私が‘仕事のための仕事’に違和感を覚えるのは前述と反比例するようですが、無くても困らない有っても面倒なタイプに類するであろう案件というべきか、事象が正しいのか、合理的ではないと衆目一致しながら維持させなければならないとごく一部の意向から巻き込まれる事案が地方では非常に多く感じることに起因します。

組織論という範疇では結果、ビジネスマターが必ず介在していくので何にせよ、誰かが誰かの時間を搾取する構図となるのです。
そうした時に反対や抗う姿勢を徹頭徹尾貫けるかがまたその人の性質を物語るものでもあります。とは言え、そんなに強い人間ばかりではなく、慣習や多勢に無勢で従わざるを得ない状態に収まることで自己矛盾から抜け出せなくなるのです。
この‘仕事のための仕事’とは思考停止においてのみ成立するものだと覚ります。

若い頃を思い起こすと、ある希望や夢を抱いて上京し、様々な苦悩や喧々諤々とした対人関係や矢継ぎ早に起こる経験の舞台を踏み続ける息つく暇のない毎日でした。

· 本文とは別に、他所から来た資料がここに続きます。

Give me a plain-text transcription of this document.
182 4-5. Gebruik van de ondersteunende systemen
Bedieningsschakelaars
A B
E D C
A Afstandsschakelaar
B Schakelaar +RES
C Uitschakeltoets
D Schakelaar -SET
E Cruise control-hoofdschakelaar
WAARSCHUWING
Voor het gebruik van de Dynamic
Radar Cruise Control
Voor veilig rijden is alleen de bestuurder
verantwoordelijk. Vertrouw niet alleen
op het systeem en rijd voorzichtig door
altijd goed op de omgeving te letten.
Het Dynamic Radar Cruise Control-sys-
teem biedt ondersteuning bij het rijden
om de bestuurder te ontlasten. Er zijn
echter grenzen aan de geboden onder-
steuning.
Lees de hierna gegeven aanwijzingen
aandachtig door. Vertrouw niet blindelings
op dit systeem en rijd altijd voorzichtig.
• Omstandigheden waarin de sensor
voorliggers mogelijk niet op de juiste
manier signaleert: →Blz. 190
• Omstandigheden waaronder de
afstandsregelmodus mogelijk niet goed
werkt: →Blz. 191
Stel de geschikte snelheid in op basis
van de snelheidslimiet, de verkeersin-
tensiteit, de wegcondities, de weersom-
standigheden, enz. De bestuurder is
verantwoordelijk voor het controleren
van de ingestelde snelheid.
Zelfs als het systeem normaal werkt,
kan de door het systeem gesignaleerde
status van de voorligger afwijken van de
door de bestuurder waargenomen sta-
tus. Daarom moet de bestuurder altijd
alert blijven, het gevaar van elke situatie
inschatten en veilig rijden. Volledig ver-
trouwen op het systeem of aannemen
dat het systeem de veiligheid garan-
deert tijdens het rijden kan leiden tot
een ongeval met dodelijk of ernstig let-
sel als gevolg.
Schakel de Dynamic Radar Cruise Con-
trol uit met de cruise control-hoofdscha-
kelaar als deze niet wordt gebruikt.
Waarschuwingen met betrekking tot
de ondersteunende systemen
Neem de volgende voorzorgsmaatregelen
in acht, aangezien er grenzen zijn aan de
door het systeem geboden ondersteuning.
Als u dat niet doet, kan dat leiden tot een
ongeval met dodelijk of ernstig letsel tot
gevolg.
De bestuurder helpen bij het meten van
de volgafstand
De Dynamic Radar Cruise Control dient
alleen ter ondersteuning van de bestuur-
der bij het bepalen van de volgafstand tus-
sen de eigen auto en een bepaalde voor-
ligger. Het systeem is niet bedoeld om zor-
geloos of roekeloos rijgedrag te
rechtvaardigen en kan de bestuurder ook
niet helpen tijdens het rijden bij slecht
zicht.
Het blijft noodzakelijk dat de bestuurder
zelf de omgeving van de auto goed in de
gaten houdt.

‘仕事のための仕事’が降りかかる時、自分の居場所は無いものだという感覚だけは備わっていた気がします。

現在、人工頭脳であるAIが効率性を発揮するに多種多様な媒体で、その能力をいかんなく発揮している環境下にあります。
まさにハイテクノロジーが凡そ‘仕事のための仕事’を駆逐してしまうのは明白で、これは少子化社会を維持する為のインフラ整備の一環でもあります。
若い人材は頭脳労働へシフトしていく方向性への示唆とも考えて良いでしょう。

そうした折での従来型企業組織体における、昔ほど露骨に窓際族なる呼び方で閑職に追いやる事は無いにせよ、資料整理的な部署や地方支店についての存在意義と、在るだけで良しとされた時代から、在ることにどれだけの価値があるのかを当事者自身が創意工夫して訴求力のもてる存在でなければ、自ずとハイテクノロジーの前では塵と化してしまうという事に気付く必要があります。

あなたの得意は何ですか?

これに答えられるか否かが生命線だと思います。